Creating a Final Review and Exam Readiness Routine
The final stretch before AZ-104 should be about consolidation, not panic. Review your Microsoft Learn notes, revisit the modules you struggled with, and make sure you can explain the purpose of each core Azure service in plain language. If you cannot describe it simply, you probably do not own it yet.
Focus especially on your weak areas. Many candidates are comfortable with one topic, such as storage, but shaky on networking or identity. That imbalance is normal. The right response is targeted review, not starting over from the beginning.
Final review checklist
- Revisit the skills outline: confirm every objective looks familiar.
- Review portal workflows: especially access, networking, and monitoring.
- Practice scenario thinking: ask what you would do first, second, and third.
- Check command and service basics: know the difference between common tools and features.
- Rest before the exam: fatigue hurts recall and decision-making.
Scenario-based thinking is important because AZ-104 questions often ask you to choose the best next step in a live admin situation. You are not just identifying a definition. You are making an operational decision. That is why final review should include “what would I do if…” exercises.
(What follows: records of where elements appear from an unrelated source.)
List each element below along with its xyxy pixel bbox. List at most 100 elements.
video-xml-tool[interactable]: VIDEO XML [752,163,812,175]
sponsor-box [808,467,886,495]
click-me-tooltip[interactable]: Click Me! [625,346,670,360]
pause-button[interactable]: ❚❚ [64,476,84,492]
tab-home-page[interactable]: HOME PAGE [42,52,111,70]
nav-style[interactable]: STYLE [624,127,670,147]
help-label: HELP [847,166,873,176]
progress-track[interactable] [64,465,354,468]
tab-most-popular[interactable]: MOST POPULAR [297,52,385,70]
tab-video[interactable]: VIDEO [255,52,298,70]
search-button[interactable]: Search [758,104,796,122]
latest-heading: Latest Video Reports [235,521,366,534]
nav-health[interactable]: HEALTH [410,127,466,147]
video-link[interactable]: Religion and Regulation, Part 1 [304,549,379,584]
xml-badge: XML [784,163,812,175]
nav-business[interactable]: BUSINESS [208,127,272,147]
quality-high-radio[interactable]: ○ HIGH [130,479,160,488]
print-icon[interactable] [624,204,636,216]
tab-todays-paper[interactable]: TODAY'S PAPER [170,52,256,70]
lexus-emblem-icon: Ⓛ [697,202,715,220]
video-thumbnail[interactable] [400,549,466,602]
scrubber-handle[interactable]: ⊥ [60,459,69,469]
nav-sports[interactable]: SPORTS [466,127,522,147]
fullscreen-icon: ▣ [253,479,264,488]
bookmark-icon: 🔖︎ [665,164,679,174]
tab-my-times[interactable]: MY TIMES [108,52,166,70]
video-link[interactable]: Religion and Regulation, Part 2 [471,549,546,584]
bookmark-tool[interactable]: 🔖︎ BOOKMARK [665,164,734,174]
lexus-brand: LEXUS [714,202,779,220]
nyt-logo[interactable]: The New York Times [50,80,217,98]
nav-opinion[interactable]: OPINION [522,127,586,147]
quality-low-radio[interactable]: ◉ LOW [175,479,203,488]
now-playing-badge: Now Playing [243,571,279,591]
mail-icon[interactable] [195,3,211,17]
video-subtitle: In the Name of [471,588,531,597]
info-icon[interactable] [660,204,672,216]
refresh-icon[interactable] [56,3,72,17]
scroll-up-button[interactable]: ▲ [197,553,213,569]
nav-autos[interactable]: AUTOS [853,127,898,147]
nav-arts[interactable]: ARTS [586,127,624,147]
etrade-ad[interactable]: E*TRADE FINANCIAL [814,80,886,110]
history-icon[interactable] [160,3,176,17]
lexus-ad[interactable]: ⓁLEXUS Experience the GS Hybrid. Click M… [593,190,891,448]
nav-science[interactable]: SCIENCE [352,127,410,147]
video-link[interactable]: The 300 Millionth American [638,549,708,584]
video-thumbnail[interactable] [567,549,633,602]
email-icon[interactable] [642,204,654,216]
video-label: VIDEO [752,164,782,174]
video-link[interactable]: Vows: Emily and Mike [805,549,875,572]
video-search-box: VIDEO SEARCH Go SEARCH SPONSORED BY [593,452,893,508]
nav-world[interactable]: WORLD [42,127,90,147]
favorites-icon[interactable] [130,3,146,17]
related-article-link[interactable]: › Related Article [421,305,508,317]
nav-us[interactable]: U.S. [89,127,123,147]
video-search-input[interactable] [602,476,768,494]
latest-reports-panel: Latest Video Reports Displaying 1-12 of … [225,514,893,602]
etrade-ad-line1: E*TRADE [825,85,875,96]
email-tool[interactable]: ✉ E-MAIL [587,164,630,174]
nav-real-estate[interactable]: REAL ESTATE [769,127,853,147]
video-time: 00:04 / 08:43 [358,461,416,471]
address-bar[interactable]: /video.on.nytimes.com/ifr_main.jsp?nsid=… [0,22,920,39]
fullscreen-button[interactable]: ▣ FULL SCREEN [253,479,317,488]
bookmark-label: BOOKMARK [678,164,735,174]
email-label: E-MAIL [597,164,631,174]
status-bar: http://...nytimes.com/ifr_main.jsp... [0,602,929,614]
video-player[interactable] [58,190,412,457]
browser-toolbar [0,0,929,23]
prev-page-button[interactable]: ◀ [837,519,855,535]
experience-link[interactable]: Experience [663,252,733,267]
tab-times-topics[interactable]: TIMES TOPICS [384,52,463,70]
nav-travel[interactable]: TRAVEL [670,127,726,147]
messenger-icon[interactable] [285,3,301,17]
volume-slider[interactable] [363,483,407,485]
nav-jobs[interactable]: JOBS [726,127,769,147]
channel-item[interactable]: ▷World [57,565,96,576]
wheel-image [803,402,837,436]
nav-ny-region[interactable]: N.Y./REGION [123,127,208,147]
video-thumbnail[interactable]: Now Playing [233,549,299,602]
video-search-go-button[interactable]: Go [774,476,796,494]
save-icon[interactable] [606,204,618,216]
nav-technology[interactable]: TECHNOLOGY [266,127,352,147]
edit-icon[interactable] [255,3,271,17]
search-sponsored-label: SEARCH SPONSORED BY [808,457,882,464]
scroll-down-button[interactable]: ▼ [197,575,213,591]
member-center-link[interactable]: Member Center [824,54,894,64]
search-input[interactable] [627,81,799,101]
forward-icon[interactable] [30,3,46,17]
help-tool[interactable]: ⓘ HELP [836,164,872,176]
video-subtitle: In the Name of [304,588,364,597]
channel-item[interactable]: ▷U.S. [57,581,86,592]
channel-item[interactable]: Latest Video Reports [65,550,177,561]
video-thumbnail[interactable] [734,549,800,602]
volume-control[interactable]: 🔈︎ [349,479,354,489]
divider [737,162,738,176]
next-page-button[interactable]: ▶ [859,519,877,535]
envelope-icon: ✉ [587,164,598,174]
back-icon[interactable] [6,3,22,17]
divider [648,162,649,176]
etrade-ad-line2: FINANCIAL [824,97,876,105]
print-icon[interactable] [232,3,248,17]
Do not cram the night before. Light review is fine. Deep new learning is not. You want your mind clear enough to reason through tradeoffs and recognize misconfigurations. If you are unsure whether you are ready, compare your performance against the official AZ-104 topic list and your ability to complete tasks without help. Microsoft’s exam page remains the best reference for final preparation: AZ-104 exam details.
Warning
Do not use the final days to chase new resources. At that point, your job is to sharpen what you already know.
Conclusion: Turn Learning Into Certification Success
Microsoft Learn gives you a practical path from basic Azure concepts to real administrator-level skills, and that is exactly what you need for AZ-104. The certification covers identity, storage, compute, networking, and monitoring because those are the tasks that define day-to-day cloud administration. If you study in that order and practice each topic directly in the portal, the exam becomes much more manageable.
The biggest takeaway is simple: AZ-104 is more than a test. It is proof that you can manage Azure environments with the judgment and consistency employers expect. That matters whether you are aiming for a cloud administrator role, building credibility as a systems engineer, or moving from on-premises infrastructure into cloud operations.
If you want the best chance of success, stay consistent, use Microsoft Learn as your core study path, and keep your hands on the keyboard. A well-structured azure 104 tutorial approach turns confusing cloud services into repeatable admin skills. That is the kind of preparation that holds up in both the exam room and the real world.
Start with one module today, practice it in the portal, and build from there. That is how certification becomes competence.